Il y a des hommes qui arrivent trop tôt. Dom Duarte, cinquième roi du Portugal, est de ceux-là. Né en 1391 à Viseu, fils de Jean Ier et de Philippa de Lancastre, il monte sur le trône en 1433 et meurt cinq ans plus tard, emporté par la peste noire, à quarante-sept ans. Un règne bref. Une œuvre immense.

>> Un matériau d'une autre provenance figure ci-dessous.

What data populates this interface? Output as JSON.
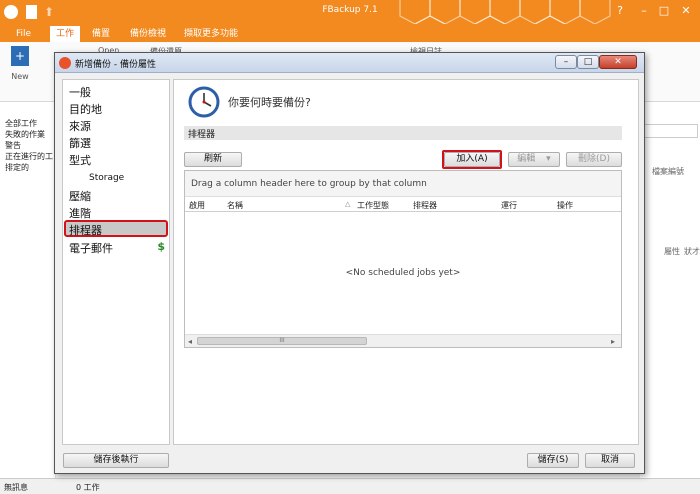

On l'appelle o rei filósofo — le roi philosophe. Ce n'est pas une métaphore de courtisan. C'est une description exacte.
Le Leal Conselheiro
Son œuvre majeure, le Leal Conselheiro — le Loyal Conseiller — est un objet littéraire inclassable. Ce n'est pas un traité de gouvernement au sens classique. Ce n'est pas non plus un journal intime, ni un recueil de maximes. C'est quelque chose d'autre — une exploration intime du pouvoir, de la morale, de la souffrance et de l'âme humaine, écrite par un homme qui exerce le pouvoir et qui en souffre.
Dom Duarte y mêle des conseils pratiques de gouvernance à des méditations sur la condition humaine, des réflexions sur la justice à des confessions sur sa propre fragilité intérieure. Il écrit comme un homme qui pense en même temps qu'il gouverne — et qui sait que les deux activités sont douloureuses.
L'humeur mélancolique
Au cœur du Leal Conselheiro, il y a un passage extraordinaire. Dom Duarte cherche à décrire un état d'âme particulier, qu'il appelle nojo ou desprazer — une sorte d'humeur mélancolique complexe, liée non pas à une cause précise mais à une disposition intérieure, à un poids diffus qui n'a pas de nom.
Il n'emploie pas le mot saudade — le terme n'est pas encore dans l'usage courant au XVe siècle. Mais ce qu'il décrit, c'est exactement ça : cette tension entre le présent et l'absent, entre ce qui est et ce qui aurait pu être, entre la joie possible et la douleur réelle. Cette aspiration vers quelque chose d'impossible à saisir. Ce manque sans objet précis.
« La saudade existait avant d'avoir un nom. Dom Duarte fut le premier à tenter de la saisir. »
Avant le mot, la chose
C'est un paradoxe fascinant : la saudade existait avant d'avoir un nom. Elle était là, dans la chair et dans l'esprit des Portugais du XVe siècle — hommes qui partaient en mer sans savoir s'ils reviendraient, femmes qui attendaient sur les quais, enfants qui grandissaient sans père. Un peuple en mouvement perpétuel, tiré entre la terre qu'il quitte et l'horizon qu'il cherche.
Dom Duarte, enfermé dans la responsabilité royale, a vécu cette tension de l'intérieur. Le pouvoir sépare — de ses proches, de lui-même, de la vie ordinaire qu'il n'aura jamais. Et c'est dans cet espace de séparation qu'il a cherché à formuler quelque chose que la langue ne lui offrait pas encore.
Le philosophe et le roi
Ce qui frappe dans le portrait de Dom Duarte, c'est la cohérence entre l'homme et l'œuvre. Il défend une éthique du pouvoir fondée sur la justice, la sagesse et la modération — non pas par idéalisme naïf, mais parce qu'il a mesuré, dans son propre corps, ce que coûte l'exercice du pouvoir quand il est mal orienté.
Son règne est bref — cinq ans — mais il laisse une empreinte sur la pensée portugaise qui dépasse largement sa durée. Il est l'ancêtre intellectuel d'une tradition qui verra Camões chanter la grandeur et la mélancolie, Pessoa multiplier les identités pour fuir la souffrance d'en avoir une seule, et des millions de Portugais partir vers d'autres terres en emportant dans leurs bagages ce sentiment indéfinissable que leur langue finira par nommer.
Ce qu'il nous dit
Dom Duarte nous dit que la saudade n'est pas une invention romantique du XIXe siècle ni une construction touristique du XXe. C'est quelque chose de beaucoup plus ancien, de beaucoup plus profond — une disposition particulière de l'âme portugaise face au temps, à l'absence et au désir.
Et que cette disposition, loin d'être une faiblesse, est une façon de voir le monde avec plus d'acuité que les autres. Voir ce qui manque. Ressentir ce qui part. Nommer ce qui n'a pas encore de nom.
C'est peut-être ça, finalement, la définition la plus juste d'un philosophe.